26-year-old transwoman disowned by family is crowned Miss Intercontinental New Zealand
Cover Image Source: Facebook/Arielle Keil

A 26-year-old recently made history by becoming the first trans and Filipino woman to be crowned Miss Intercontinental New Zealand. Arielle Keil achieved the highly coveted title after overcoming several personal struggles, including being disowned by her own family when she came out to them. Born in Davao City, Philippines, Keil emigrated to New Zealand as a toddler where she grew up in a traditional Filipino household which raised her to believe that she would rot in hell for wanting to be a woman.
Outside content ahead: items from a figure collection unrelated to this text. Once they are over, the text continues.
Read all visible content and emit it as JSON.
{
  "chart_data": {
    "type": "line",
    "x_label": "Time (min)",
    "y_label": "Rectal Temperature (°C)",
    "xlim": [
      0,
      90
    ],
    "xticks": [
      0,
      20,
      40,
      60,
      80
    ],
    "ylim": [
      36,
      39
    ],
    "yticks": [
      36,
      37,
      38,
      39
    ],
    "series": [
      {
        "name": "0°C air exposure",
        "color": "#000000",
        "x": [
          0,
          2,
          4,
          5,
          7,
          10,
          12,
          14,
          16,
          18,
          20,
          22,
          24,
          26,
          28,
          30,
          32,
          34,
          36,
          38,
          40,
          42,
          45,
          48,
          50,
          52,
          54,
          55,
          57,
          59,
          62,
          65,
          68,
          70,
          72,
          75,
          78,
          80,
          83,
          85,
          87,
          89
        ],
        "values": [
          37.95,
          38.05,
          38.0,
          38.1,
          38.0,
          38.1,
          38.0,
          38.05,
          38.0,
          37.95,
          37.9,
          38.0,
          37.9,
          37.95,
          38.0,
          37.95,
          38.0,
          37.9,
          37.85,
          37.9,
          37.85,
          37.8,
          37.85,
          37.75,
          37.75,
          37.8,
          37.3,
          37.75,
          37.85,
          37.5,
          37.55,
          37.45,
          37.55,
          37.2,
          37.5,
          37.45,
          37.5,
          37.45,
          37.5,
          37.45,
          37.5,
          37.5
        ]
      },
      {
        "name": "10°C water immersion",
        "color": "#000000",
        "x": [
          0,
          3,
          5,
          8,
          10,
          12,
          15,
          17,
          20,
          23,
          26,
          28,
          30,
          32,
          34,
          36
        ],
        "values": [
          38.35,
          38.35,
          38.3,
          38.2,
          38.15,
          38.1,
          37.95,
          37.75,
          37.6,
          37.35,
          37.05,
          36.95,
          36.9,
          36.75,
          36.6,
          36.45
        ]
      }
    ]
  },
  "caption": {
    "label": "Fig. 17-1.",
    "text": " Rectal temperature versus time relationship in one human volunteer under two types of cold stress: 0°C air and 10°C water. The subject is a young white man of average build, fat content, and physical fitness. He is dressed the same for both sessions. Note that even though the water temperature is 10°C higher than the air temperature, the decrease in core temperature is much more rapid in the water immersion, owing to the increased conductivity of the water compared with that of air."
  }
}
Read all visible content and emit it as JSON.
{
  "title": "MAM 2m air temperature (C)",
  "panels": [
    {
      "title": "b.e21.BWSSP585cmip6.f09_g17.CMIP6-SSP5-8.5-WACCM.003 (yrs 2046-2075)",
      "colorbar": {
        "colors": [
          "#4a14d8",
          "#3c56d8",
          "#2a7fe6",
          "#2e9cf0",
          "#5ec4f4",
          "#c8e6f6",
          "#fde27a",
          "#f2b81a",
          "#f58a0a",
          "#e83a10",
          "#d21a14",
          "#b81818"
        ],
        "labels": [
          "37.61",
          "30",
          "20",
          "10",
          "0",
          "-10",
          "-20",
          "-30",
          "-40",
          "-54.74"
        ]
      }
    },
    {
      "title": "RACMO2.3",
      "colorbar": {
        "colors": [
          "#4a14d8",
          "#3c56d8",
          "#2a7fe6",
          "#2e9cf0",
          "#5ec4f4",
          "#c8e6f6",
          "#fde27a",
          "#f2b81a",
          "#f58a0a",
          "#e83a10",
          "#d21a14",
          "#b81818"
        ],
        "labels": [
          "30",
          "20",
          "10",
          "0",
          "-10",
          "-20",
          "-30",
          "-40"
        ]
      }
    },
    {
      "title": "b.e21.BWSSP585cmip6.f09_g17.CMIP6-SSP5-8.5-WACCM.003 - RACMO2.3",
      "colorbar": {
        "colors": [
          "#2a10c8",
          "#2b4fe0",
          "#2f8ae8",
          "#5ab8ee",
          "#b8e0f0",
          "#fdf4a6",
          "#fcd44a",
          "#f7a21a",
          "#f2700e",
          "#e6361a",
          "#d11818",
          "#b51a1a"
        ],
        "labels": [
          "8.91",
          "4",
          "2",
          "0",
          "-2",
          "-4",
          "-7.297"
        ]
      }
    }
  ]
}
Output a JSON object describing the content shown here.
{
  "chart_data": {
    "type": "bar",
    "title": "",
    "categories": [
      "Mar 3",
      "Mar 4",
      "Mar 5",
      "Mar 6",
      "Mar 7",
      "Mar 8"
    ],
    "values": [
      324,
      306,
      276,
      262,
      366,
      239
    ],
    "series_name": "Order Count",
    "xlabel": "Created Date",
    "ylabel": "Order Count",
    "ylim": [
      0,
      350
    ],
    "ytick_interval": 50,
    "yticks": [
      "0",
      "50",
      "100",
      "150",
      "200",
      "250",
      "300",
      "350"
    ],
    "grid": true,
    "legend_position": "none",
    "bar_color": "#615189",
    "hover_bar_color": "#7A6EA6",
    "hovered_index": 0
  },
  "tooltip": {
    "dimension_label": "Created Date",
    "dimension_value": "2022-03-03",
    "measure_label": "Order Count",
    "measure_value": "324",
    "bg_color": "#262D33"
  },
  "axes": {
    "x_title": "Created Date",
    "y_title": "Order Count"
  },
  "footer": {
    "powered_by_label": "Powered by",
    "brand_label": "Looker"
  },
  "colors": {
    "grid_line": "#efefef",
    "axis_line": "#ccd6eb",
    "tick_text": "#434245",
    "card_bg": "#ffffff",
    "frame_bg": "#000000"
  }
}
Despite her family firmly holding onto stereotypical gender norms, Keil chose to live life unapologetically and embrace her true self.



 

"Coming out as a gay man was nowhere near as terrifying as coming out as a transgender woman," she told Metro. "Your whole life changes and so does the way people will see you forever. I knew that being openly transgender meant that a lot of the world is going to think I'm some sick freak of nature but I always think of this when making decisions – 'when I'm 70 and on my deathbed, is this something I'm going to regret doing or not doing?' The answer was crystal clear. I'd already spent the formative years of my life as the wrong gender, I didn't want to waste my twenties in the wrong body either."



 

"This way of thinking really helped me come out to my parents because I knew that whatever their reaction was, this was something I needed to do for myself," she added. When her parents found out Keil was undergoing hormone treatment, they gave her two options: either leave home or stop the treatment. That night Keil packed her belongings into a black rubbish bag and walked out, reports the Daily Mail. "My parents kicked me out of home and didn’t take it well and it hurt me at the time but I had to understand it was a difficult time for all of us," she said.



 

"My life turned upside down when I transitioned... but I would rather go through hell as a woman than have an easy life as a man. Whatever the universe wants to throw at me - do it," Keil added. Her family has since accepted her as she is and she now has a steady relationship with them. "The silver lining is that my dad now fully accepts me as his daughter and I can see on his face that he is proud of me, like genuinely proud of me!"



 

Speaking of beauty pageants, the fashionista said that while the concept of the competitions may seem a little outdated in 2020, there's a lot more to them. "People think it's world peace and fake smiles but the women who compete are beautiful on the inside. They're out doing stuff in their communities. They're educated. For me, they're like badass and I always wanted to be like that," said Keil. "The pageant was an amazing experience! It’s something I’ve wanted to do for the longest time so to actually live out my dream has been amazing!"



 

"I would say to any Filipinos going on a similar journey to stay true to themselves always. Don’t ever let people’s opinions dilute your soul as a person. You only have one life, live it on your terms," she added. Addressing the backlash New Zealand faced after introducing a number of new curriculum guidelines that enable school children to choose their own gender and pronouns, Keil pointed out that it's not something anyone should worry about. "They're not asking you to transition with them, it won't change your daily life. You won't lose anything by being kind, loving, and supportive," she said.